Located 20 miles south of Haifa, Zichron Yaakov is a charming city of 25,000 people situated on the southern end of the Carmel Mountain range. One of the oldest cities in modern Israel, it was established at the end of 1882 by 100 pioneers from Romania, members of the Hovevei Tzion—or Lovers of Zion—movement. Hovevei Tzion was one of several organizations that gained traction in Europe in response to the waves of pogroms and openly anti-Semitic laws that had the cumulative effect of causing approximately 2,000,000 Jews to relocate, a minority of whom made their way to Israel.
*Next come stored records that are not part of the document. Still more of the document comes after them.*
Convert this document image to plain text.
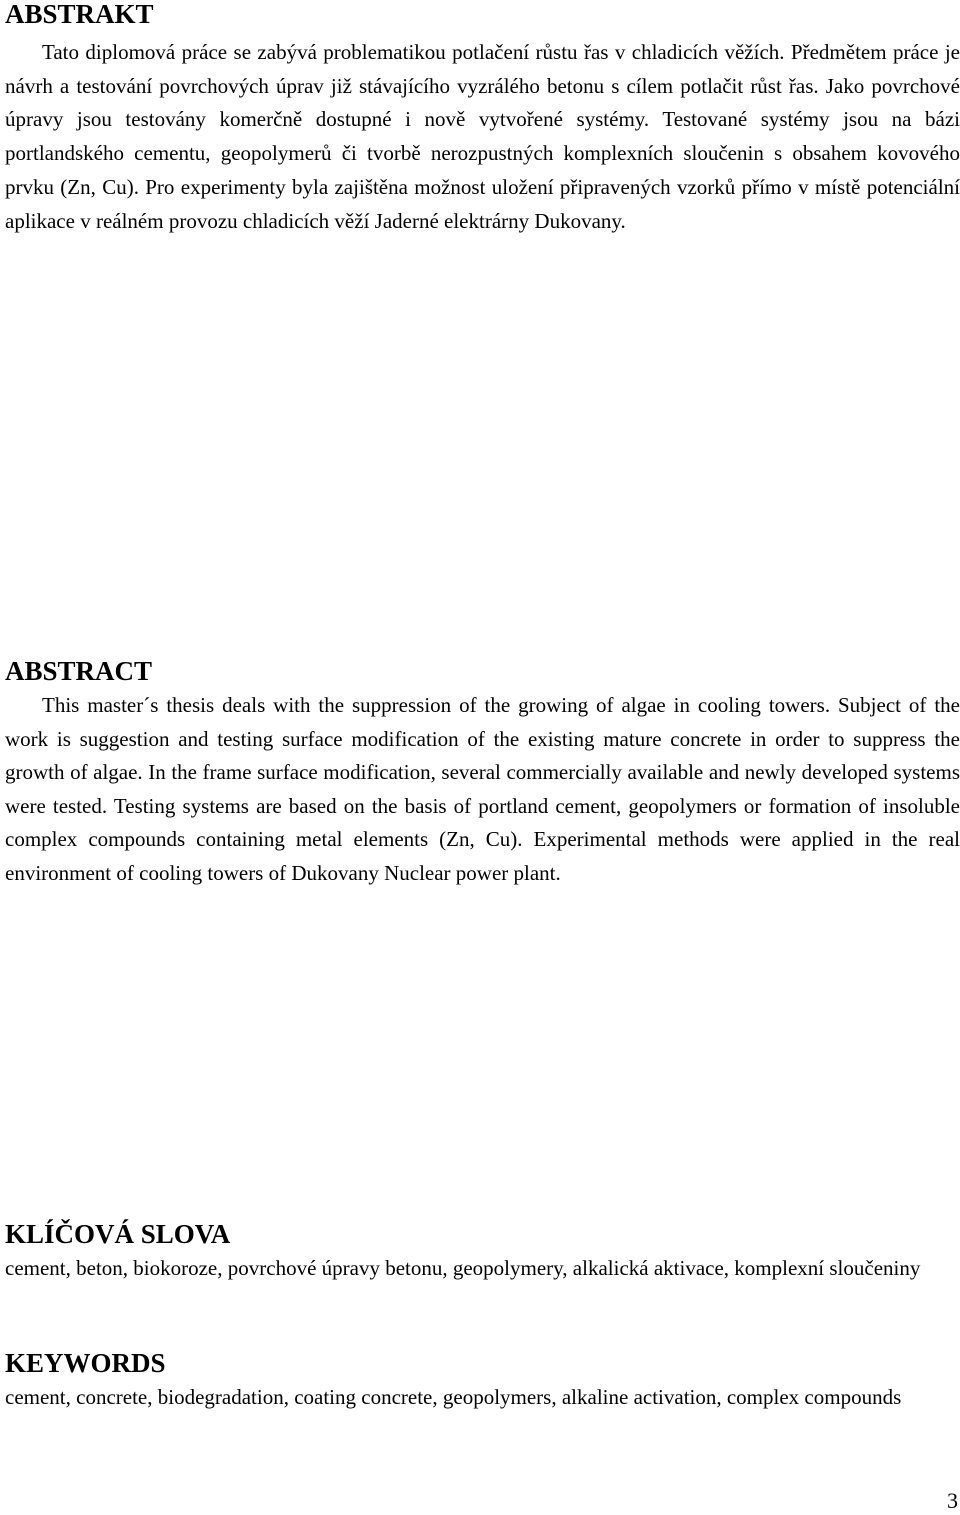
ABSTRAKT

Tato diplomová práce se zabývá problematikou potlačení růstu řas v chladicích věžích. Předmětem práce je návrh a testování povrchových úprav již stávajícího vyzrálého betonu s cílem potlačit růst řas. Jako povrchové úpravy jsou testovány komerčně dostupné i nově vytvořené systémy. Testované systémy jsou na bázi portlandského cementu, geopolymerů či tvorbě nerozpustných komplexních sloučenin s obsahem kovového prvku (Zn, Cu). Pro experimenty byla zajištěna možnost uložení připravených vzorků přímo v místě potenciální aplikace v reálném provozu chladicích věží Jaderné elektrárny Dukovany.

ABSTRACT

This master´s thesis deals with the suppression of the growing of algae in cooling towers. Subject of the work is suggestion and testing surface modification of the existing mature concrete in order to suppress the growth of algae. In the frame surface modification, several commercially available and newly developed systems were tested. Testing systems are based on the basis of portland cement, geopolymers or formation of insoluble complex compounds containing metal elements (Zn, Cu). Experimental methods were applied in the real environment of cooling towers of Dukovany Nuclear power plant.

KLÍČOVÁ SLOVA

cement, beton, biokoroze, povrchové úpravy betonu, geopolymery, alkalická aktivace, komplexní sloučeniny

KEYWORDS

cement, concrete, biodegradation, coating concrete, geopolymers, alkaline activation, complex compounds

3
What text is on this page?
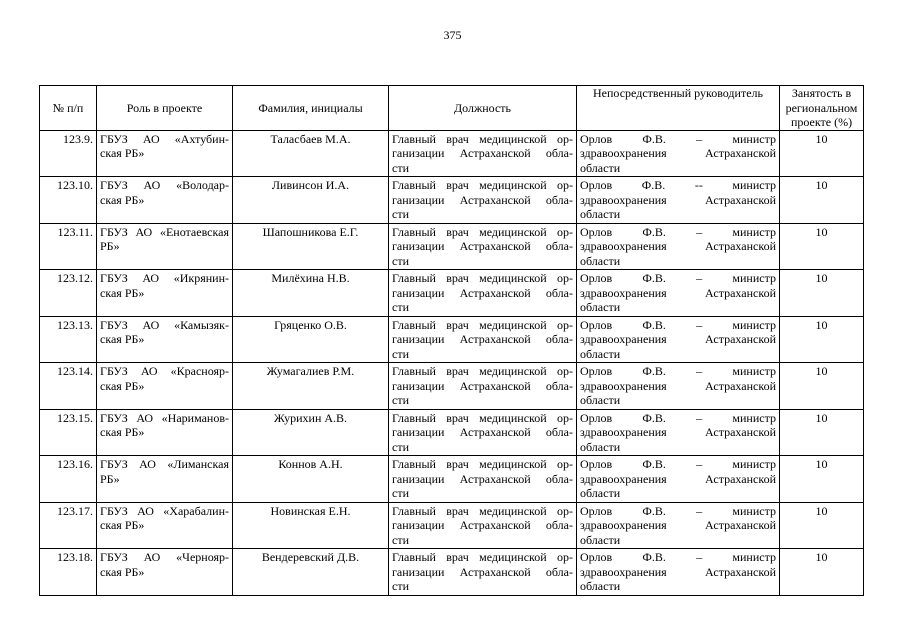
375
№ п/п	Роль в проекте	Фамилия, инициалы	Должность	Непосредственный руководитель	Занятость в региональном проекте (%)
123.9.	ГБУЗ АО «Ахтубин-
ская РБ»	Таласбаев М.А.	Главный врач медицинской ор-
ганизации Астраханской обла-
сти	Орлов Ф.В. – министр
здравоохранения Астраханской
области	10
123.10.	ГБУЗ АО «Володар-
ская РБ»	Ливинсон И.А.	Главный врач медицинской ор-
ганизации Астраханской обла-
сти	Орлов Ф.В. -- министр
здравоохранения Астраханской
области	10
123.11.	ГБУЗ АО «Енотаевская
РБ»	Шапошникова Е.Г.	Главный врач медицинской ор-
ганизации Астраханской обла-
сти	Орлов Ф.В. – министр
здравоохранения Астраханской
области	10
123.12.	ГБУЗ АО «Икрянин-
ская РБ»	Милёхина Н.В.	Главный врач медицинской ор-
ганизации Астраханской обла-
сти	Орлов Ф.В. – министр
здравоохранения Астраханской
области	10
123.13.	ГБУЗ АО «Камызяк-
ская РБ»	Гряценко О.В.	Главный врач медицинской ор-
ганизации Астраханской обла-
сти	Орлов Ф.В. – министр
здравоохранения Астраханской
области	10
123.14.	ГБУЗ АО «Краснояр-
ская РБ»	Жумагалиев Р.М.	Главный врач медицинской ор-
ганизации Астраханской обла-
сти	Орлов Ф.В. – министр
здравоохранения Астраханской
области	10
123.15.	ГБУЗ АО «Нариманов-
ская РБ»	Журихин А.В.	Главный врач медицинской ор-
ганизации Астраханской обла-
сти	Орлов Ф.В. – министр
здравоохранения Астраханской
области	10
123.16.	ГБУЗ АО «Лиманская
РБ»	Коннов А.Н.	Главный врач медицинской ор-
ганизации Астраханской обла-
сти	Орлов Ф.В. – министр
здравоохранения Астраханской
области	10
123.17.	ГБУЗ АО «Харабалин-
ская РБ»	Новинская Е.Н.	Главный врач медицинской ор-
ганизации Астраханской обла-
сти	Орлов Ф.В. – министр
здравоохранения Астраханской
области	10
123.18.	ГБУЗ АО «Чернояр-
ская РБ»	Вендеревский Д.В.	Главный врач медицинской ор-
ганизации Астраханской обла-
сти	Орлов Ф.В. – министр
здравоохранения Астраханской
области	10
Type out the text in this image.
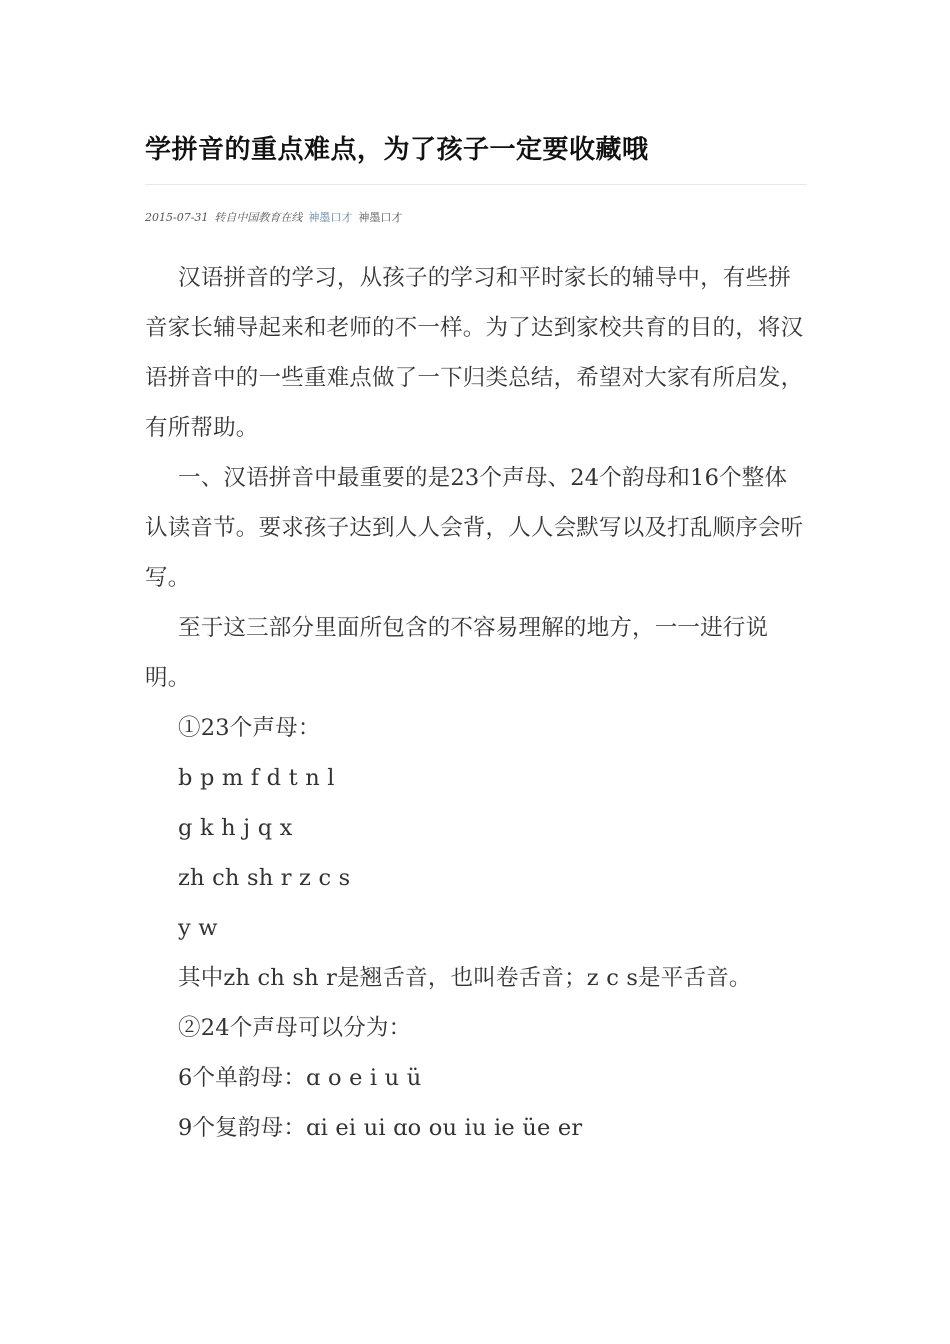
学拼音的重点难点，为了孩子一定要收藏哦
2015-07-31 转自中国教育在线 神墨口才 神墨口才

汉语拼音的学习，从孩子的学习和平时家长的辅导中，有些拼音家长辅导起来和老师的不一样。为了达到家校共育的目的，将汉语拼音中的一些重难点做了一下归类总结，希望对大家有所启发，有所帮助。

一、汉语拼音中最重要的是23个声母、24个韵母和16个整体认读音节。要求孩子达到人人会背，人人会默写以及打乱顺序会听写。

至于这三部分里面所包含的不容易理解的地方，一一进行说明。

①23个声母：

b p m f d t n l

g k h j q x

zh ch sh r z c s

y w

其中zh ch sh r是翘舌音，也叫卷舌音；z c s是平舌音。

②24个声母可以分为：

6个单韵母：ɑ o e i u ü

9个复韵母：ɑi ei ui ɑo ou iu ie üe er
Most of Zichron Yaakov’s original settlers were unable to survive the initial year, owing to the exceedingly challenging rocky terrain, which made farming practically impossible, coupled with an outbreak of malaria. However, Baron Edmond James de Rothschild, who was a winemaker, realized that the slopes of the Carmel mountain range offered superb wine-growing properties and decided to establish a winemaking town. He put all the farmers on salary and created a community-wide master plan comprising residential housing and farming lots. Baron Rothschild named the settlement in memory of his father James—or Yaakov—Mayer de Rothschild.
Soon thereafter, Rothschild founded Carmel Winery, which was the first winery in Israel. The winery, as well as the huge wine cellars that were carved into the mountain over a century ago, are still in use today.
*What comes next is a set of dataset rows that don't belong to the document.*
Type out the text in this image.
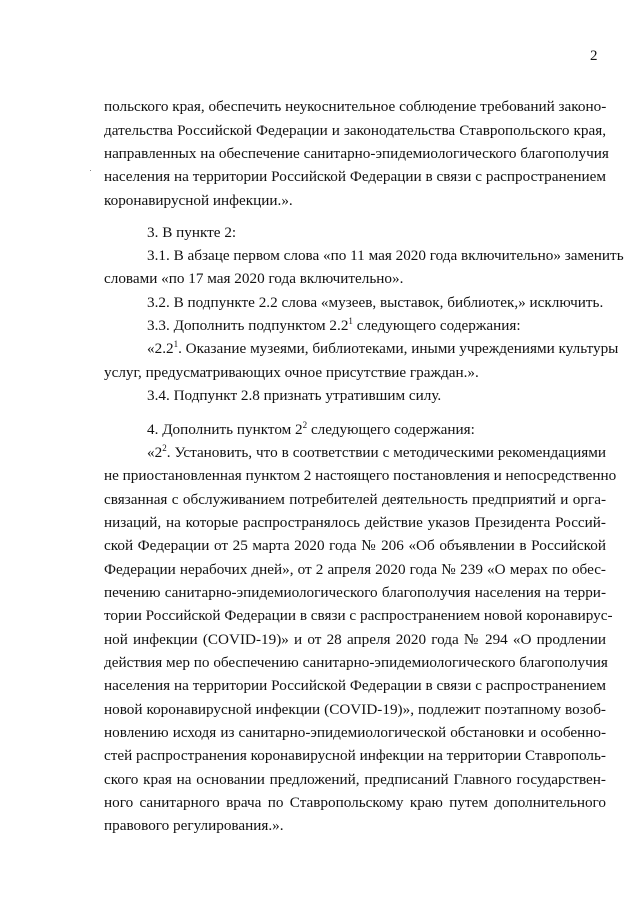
2
польского края, обеспечить неукоснительное соблюдение требований законо-
дательства Российской Федерации и законодательства Ставропольского края,
направленных на обеспечение санитарно-эпидемиологического благополучия
населения на территории Российской Федерации в связи с распространением
коронавирусной инфекции.».
3. В пункте 2:
3.1. В абзаце первом слова «по 11 мая 2020 года включительно» заменить
словами «по 17 мая 2020 года включительно».
3.2. В подпункте 2.2 слова «музеев, выставок, библиотек,» исключить.
3.3. Дополнить подпунктом $2.2^1$ следующего содержания:
«$2.2^1$. Оказание музеями, библиотеками, иными учреждениями культуры
услуг, предусматривающих очное присутствие граждан.».
3.4. Подпункт 2.8 признать утратившим силу.
4. Дополнить пунктом $2^2$ следующего содержания:
«$2^2$. Установить, что в соответствии с методическими рекомендациями
не приостановленная пунктом 2 настоящего постановления и непосредственно
связанная с обслуживанием потребителей деятельность предприятий и орга-
низаций, на которые распространялось действие указов Президента Россий-
ской Федерации от 25 марта 2020 года № 206 «Об объявлении в Российской
Федерации нерабочих дней», от 2 апреля 2020 года № 239 «О мерах по обес-
печению санитарно-эпидемиологического благополучия населения на терри-
тории Российской Федерации в связи с распространением новой коронавирус-
ной инфекции (COVID-19)» и от 28 апреля 2020 года № 294 «О продлении
действия мер по обеспечению санитарно-эпидемиологического благополучия
населения на территории Российской Федерации в связи с распространением
новой коронавирусной инфекции (COVID-19)», подлежит поэтапному возоб-
новлению исходя из санитарно-эпидемиологической обстановки и особенно-
стей распространения коронавирусной инфекции на территории Ставрополь-
ского края на основании предложений, предписаний Главного государствен-
ного санитарного врача по Ставропольскому краю путем дополнительного
правового регулирования.».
Modern Zichron Yaakov oozes with charm, boasting a quaint brick-paved downtown district, stunning views of the Mediterranean Sea, attractive parks, beautiful homes, lovely neighborhoods and good schools. Accordingly, it has become a desirable bedroom community for the hi-tech hubs and universities in Haifa. It also has become a magnet to olim: Approximately 10 percent of its residents immigrated to Israel within the past 15 years.
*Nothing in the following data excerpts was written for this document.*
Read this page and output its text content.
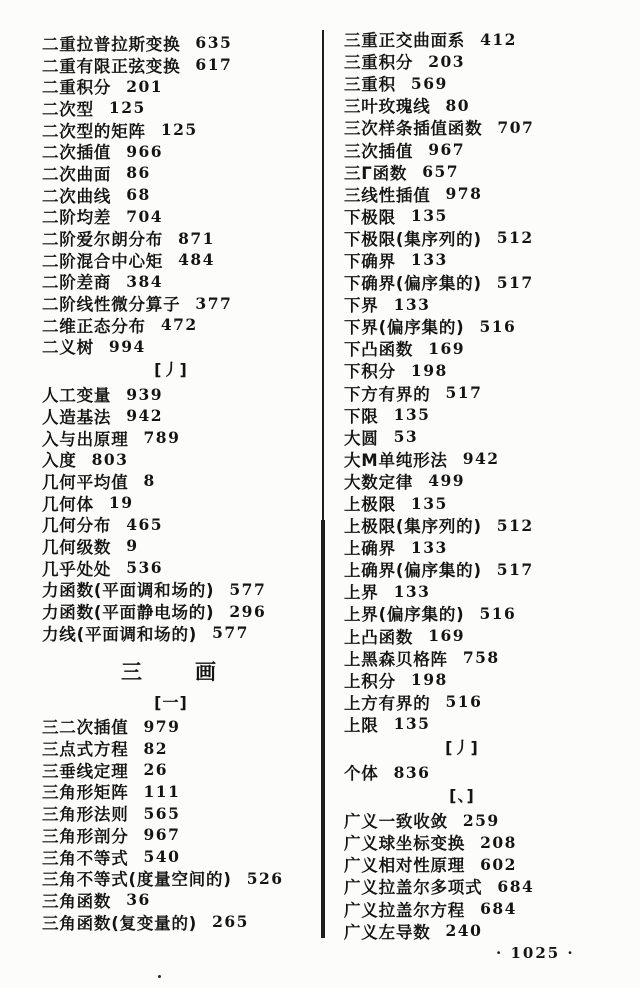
二重拉普拉斯变换 635
二重有限正弦变换 617
二重积分 201
二次型 125
二次型的矩阵 125
二次插值 966
二次曲面 86
二次曲线 68
二阶均差 704
二阶爱尔朗分布 871
二阶混合中心矩 484
二阶差商 384
二阶线性微分算子 377
二维正态分布 472
二义树 994
[丿]
人工变量 939
人造基法 942
入与出原理 789
入度 803
几何平均值 8
几何体 19
几何分布 465
几何级数 9
几乎处处 536
力函数(平面调和场的) 577
力函数(平面静电场的) 296
力线(平面调和场的) 577
三 画
[一]
三二次插值 979
三点式方程 82
三垂线定理 26
三角形矩阵 111
三角形法则 565
三角形剖分 967
三角不等式 540
三角不等式(度量空间的) 526
三角函数 36
三角函数(复变量的) 265
三重正交曲面系 412
三重积分 203
三重积 569
三叶玫瑰线 80
三次样条插值函数 707
三次插值 967
三Γ函数 657
三线性插值 978
下极限 135
下极限(集序列的) 512
下确界 133
下确界(偏序集的) 517
下界 133
下界(偏序集的) 516
下凸函数 169
下积分 198
下方有界的 517
下限 135
大圆 53
大M单纯形法 942
大数定律 499
上极限 135
上极限(集序列的) 512
上确界 133
上确界(偏序集的) 517
上界 133
上界(偏序集的) 516
上凸函数 169
上黑森贝格阵 758
上积分 198
上方有界的 516
上限 135
[丿]
个体 836
[、]
广义一致收敛 259
广义球坐标变换 208
广义相对性原理 602
广义拉盖尔多项式 684
广义拉盖尔方程 684
广义左导数 240
· 1025 ·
What makes Zichron Yaakov particularly unique, though, is its religious landscape. The city comprises all stripes and colors from yeshivish on one end of the spectrum all the way to non-religious, with many shades of religious observance in between: There are two charedi communities, many traditional dati leumi—or national-religious—synagogues, egalitarian synagogues, a Conservative synagogue and a Reform community. Such a wide range of religious observance in a small Israeli town is unique, but what is truly rare is the strong interaction among the sub-groups. The city’s rabbinic and professional leadership work hard to nurture communal Shalom Bayit by fostering open dialogue among the members of the various communities.
Real estate is more expensive in Zichron Yaakov than most northern cities but is reasonable compared to large cities such as Jerusalem and Tel Aviv. Prices range from under $400,000 for a two-bedroom apartment to around $500,000 for a townhouse, to $800,000 and up for private homes. Unlike many Israeli communities, the houses are not cookie-cutter—or “tract”—homes built from the same mold; rather, each private home has its own unique character.
It’s easy to understand why many people looking for something different fall in love with this delightful town.